Конечно, его литературные способности очень восхищали, он писал книги, которые читались людьми, он писал эссе замечательные, которые печатал в своем журнале “Время и мы”. И когда появлялось эссе Виктора Перельмана - это всегда было на первом месте, потому что это было интересно читать, глубокие мысли, глубокий анализ. Это всегда было интересно. О книгах его говорить вообще нечего. “Театр абсурда”, я считаю, войдет в русскую литературу, независимо ни от чего и ни от кого. Может быть, через сто лет его будут читать, как сегодня читают Шолом Алейхема. Книга “Покинутая Россия” не зря получила в Израиле первую премию на конкурсе новых произведений.
Конечно, великое дело, которое он сделал, - журнал “Время и мы”, 152 выпуска - это был титанический труд, совершенно титанический труд при том, что редакции фактически у него не было.
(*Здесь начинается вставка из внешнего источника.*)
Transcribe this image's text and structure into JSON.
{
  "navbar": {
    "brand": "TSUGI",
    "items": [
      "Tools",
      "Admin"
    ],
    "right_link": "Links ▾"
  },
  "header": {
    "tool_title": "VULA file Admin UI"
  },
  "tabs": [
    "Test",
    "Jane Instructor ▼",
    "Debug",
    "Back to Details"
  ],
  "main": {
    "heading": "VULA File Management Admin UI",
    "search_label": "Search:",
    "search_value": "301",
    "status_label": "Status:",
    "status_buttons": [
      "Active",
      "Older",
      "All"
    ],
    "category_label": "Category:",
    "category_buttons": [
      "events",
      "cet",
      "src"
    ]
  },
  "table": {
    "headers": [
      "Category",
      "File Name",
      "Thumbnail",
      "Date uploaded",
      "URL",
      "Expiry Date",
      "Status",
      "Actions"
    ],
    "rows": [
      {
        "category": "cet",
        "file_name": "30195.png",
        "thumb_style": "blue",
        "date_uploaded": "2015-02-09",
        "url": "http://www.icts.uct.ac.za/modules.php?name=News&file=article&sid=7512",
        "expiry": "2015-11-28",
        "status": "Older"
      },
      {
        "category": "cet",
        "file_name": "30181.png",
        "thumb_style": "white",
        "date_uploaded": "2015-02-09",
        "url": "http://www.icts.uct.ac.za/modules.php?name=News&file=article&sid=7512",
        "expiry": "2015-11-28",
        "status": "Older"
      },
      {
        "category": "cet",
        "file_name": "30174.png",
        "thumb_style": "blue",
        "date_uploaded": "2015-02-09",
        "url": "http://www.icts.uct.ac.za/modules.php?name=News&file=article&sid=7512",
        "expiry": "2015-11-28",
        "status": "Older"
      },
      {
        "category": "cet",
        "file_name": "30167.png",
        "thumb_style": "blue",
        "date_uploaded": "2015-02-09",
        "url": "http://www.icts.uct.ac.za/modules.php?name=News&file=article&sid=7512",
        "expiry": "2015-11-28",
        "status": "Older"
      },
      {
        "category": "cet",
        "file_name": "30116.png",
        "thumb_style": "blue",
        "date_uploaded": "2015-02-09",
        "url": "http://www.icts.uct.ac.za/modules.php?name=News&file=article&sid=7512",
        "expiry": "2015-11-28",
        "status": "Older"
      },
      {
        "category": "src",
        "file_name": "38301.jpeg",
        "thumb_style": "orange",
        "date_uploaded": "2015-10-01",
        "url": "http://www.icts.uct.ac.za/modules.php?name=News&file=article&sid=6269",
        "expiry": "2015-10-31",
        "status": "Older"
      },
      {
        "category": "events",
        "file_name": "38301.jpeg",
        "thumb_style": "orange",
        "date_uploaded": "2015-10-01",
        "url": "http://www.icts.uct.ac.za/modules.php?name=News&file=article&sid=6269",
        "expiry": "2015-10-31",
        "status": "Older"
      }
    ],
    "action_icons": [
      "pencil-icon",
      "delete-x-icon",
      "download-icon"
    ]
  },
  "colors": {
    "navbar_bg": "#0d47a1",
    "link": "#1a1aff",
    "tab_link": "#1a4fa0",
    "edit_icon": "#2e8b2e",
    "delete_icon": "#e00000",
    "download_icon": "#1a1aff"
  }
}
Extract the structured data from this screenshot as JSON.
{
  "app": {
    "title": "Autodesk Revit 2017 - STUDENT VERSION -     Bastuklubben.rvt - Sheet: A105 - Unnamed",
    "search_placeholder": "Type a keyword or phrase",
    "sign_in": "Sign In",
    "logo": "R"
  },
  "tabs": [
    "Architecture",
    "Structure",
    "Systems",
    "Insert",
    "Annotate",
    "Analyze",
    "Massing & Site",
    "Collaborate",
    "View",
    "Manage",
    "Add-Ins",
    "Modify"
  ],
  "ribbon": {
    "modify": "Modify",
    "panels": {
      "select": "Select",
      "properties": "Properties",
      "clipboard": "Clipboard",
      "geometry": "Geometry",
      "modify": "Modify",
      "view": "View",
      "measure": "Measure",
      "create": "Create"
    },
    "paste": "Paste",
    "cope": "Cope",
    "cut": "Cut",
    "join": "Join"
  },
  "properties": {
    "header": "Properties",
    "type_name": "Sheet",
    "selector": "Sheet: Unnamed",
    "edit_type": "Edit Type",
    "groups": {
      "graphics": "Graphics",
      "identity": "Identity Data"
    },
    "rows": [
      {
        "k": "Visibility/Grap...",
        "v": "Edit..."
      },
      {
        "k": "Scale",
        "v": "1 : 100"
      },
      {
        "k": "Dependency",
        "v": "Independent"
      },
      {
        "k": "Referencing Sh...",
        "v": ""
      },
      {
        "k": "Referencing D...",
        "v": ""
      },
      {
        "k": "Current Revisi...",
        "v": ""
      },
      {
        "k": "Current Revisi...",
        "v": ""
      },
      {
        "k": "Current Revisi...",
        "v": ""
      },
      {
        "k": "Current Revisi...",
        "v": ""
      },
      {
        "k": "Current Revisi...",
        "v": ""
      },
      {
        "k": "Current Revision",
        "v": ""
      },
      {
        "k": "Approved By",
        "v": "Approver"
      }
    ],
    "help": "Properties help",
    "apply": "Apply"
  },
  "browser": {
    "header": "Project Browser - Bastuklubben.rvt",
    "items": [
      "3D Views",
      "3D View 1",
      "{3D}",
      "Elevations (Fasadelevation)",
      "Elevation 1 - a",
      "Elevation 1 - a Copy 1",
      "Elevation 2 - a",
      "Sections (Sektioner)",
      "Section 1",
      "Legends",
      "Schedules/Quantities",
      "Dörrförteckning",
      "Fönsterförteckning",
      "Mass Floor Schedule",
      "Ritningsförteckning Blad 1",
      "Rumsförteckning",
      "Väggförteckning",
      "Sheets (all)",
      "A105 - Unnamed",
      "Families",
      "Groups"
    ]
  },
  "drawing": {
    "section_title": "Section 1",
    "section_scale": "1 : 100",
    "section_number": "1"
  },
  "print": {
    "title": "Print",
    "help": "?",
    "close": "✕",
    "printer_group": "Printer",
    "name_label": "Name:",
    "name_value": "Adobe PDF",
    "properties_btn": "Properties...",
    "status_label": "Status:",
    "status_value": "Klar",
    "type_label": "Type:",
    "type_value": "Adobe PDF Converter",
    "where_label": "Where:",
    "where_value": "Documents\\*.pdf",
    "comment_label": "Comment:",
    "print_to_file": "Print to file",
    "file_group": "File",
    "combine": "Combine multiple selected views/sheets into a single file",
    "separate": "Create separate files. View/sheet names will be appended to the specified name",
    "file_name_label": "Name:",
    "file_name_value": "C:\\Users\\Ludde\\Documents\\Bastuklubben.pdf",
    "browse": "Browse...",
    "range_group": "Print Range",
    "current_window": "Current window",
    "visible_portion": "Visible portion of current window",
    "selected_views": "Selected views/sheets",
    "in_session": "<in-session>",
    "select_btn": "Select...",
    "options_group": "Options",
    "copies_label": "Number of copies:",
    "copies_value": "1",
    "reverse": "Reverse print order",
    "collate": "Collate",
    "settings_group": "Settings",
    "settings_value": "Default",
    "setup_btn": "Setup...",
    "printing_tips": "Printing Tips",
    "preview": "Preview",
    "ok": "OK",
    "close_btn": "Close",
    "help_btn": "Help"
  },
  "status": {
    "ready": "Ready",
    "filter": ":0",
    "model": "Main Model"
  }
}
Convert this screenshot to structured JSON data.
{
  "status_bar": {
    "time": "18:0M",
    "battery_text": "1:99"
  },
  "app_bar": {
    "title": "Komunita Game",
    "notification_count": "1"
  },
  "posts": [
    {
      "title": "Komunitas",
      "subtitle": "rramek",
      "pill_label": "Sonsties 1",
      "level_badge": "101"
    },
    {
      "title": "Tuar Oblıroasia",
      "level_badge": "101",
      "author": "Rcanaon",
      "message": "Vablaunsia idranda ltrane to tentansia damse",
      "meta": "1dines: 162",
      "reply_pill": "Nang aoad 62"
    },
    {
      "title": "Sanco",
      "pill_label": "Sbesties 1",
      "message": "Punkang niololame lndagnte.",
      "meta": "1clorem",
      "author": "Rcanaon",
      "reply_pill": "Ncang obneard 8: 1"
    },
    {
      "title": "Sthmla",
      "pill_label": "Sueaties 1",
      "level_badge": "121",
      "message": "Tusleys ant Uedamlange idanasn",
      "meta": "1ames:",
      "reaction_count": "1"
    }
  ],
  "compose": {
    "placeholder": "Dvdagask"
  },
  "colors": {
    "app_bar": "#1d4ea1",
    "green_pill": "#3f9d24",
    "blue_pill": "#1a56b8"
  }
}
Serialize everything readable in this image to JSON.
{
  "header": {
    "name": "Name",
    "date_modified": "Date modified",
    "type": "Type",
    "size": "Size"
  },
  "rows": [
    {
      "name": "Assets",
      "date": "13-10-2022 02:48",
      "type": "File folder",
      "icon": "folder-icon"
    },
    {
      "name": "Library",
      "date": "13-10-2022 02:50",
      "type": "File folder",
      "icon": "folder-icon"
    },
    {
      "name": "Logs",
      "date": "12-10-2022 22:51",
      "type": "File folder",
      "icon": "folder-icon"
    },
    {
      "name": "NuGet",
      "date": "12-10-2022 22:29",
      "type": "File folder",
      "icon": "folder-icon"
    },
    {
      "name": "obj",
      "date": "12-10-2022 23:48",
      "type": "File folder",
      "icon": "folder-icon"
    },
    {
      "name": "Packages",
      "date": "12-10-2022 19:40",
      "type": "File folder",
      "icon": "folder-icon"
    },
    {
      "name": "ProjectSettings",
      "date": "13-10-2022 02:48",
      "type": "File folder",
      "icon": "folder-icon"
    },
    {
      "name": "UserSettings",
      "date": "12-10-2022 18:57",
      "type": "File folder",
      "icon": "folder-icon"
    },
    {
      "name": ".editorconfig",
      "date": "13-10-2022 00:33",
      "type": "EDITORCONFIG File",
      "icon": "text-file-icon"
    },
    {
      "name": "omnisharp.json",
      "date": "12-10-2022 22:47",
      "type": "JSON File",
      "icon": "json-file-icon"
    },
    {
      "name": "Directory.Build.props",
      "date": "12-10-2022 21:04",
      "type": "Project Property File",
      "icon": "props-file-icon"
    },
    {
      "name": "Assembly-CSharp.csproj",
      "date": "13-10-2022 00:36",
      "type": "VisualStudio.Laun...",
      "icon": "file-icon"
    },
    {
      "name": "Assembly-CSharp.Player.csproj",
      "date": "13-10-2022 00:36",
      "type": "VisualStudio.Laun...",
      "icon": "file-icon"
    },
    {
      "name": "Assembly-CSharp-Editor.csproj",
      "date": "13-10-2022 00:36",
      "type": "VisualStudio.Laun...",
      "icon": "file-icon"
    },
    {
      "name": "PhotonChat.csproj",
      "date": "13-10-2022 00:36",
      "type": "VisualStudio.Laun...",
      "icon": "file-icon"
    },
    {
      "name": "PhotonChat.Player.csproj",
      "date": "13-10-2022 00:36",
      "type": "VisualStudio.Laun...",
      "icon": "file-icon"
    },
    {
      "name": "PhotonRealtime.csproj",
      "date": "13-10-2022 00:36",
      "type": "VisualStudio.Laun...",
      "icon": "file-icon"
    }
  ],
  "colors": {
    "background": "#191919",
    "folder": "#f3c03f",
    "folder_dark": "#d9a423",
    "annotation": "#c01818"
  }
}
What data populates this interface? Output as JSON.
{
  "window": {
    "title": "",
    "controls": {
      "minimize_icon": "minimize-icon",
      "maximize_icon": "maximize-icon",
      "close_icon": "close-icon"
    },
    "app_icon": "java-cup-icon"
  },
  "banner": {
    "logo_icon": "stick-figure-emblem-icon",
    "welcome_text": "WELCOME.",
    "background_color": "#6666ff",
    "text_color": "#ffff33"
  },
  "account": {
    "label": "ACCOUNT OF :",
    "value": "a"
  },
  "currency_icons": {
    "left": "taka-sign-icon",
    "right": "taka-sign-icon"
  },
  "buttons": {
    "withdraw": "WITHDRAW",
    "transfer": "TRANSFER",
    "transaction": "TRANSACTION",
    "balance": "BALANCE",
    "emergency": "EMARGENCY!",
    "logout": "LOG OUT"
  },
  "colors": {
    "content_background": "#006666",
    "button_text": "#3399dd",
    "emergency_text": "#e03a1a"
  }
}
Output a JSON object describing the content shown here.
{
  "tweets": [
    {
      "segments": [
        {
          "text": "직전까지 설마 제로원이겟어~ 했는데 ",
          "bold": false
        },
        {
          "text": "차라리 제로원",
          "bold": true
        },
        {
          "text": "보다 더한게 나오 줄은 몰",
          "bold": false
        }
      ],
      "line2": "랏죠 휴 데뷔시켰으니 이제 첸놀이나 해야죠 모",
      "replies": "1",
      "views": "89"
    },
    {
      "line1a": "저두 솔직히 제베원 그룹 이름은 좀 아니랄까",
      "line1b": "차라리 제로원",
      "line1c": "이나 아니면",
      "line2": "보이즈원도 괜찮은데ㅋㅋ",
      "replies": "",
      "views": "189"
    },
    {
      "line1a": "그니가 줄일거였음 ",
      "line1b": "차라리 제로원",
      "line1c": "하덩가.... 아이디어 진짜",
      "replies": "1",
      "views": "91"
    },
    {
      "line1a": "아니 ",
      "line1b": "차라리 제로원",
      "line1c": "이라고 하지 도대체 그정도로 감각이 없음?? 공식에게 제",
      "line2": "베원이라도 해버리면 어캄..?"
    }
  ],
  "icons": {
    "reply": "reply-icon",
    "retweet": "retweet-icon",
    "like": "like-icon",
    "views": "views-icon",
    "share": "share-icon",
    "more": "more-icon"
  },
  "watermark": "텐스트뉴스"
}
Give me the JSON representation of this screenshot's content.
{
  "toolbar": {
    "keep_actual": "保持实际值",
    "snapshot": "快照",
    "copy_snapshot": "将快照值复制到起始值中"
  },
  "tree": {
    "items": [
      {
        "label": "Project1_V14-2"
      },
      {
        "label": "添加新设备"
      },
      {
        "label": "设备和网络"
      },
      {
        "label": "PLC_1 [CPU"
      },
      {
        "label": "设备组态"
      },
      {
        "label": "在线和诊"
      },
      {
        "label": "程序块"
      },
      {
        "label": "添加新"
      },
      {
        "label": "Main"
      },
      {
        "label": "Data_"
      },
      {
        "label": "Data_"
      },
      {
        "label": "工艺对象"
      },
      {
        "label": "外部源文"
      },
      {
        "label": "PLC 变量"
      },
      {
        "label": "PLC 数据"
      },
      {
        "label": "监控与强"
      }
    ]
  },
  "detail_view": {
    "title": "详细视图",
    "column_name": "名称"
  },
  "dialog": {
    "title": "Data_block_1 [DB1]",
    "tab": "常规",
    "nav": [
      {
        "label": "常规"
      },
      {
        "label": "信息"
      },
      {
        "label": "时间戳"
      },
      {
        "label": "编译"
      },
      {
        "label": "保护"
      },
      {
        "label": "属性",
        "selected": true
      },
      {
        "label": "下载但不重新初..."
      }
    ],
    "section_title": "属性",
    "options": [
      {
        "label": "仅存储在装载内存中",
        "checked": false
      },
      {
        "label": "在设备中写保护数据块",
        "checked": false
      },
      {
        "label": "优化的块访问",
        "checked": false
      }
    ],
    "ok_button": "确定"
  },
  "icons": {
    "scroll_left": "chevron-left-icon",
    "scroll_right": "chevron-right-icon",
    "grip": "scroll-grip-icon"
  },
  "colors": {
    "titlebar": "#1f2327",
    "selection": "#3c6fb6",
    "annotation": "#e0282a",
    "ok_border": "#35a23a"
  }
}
Вся его редакция помещалась в Леонии, в подвале его собственного дома, он был редактор, грузчик, корректор, почтальон, он выполнял один всю работу. Естественно, ему помогала Алла в какой-то степени, его жена, но он один тянул на себе весь этот груз. Он отбирал замечательные произведения, которые он печатал там, из всех стран мира, из России, из Германии, из Франции, из Англии, все это он выбирал, печатал, корректировал, рассылал журналы. И вот эту всю титаническую работу делал один человек. Нужно иметь к тому же совершенно несгибаемую волю, чтобы на протяжении многих лет нести на себе такой тяжелый груз, фактически не имея от этого никакой материальной прибыли, потому что на издании книг и журналов в Америке заработать очень трудно. Такой был человек Виктор Перельман.
И когда он умер - это было большое горе для нас, его не хватает. Мы его не забываем, каждый год мы собираемся в годовщину его смерти у него дома, собираются близкие друзья, вспоминаем его. В этом году исполняется 10 лет, так что мы уже устроим большое собрание, пригласим всех, кто его знал, кто его помнит и кто его любит. Я бы хотел подытожить свой сумбурный рассказ словами Гончарова, сказанными об Илье Обломове: “Таких людей мало - это перлы в толпе”.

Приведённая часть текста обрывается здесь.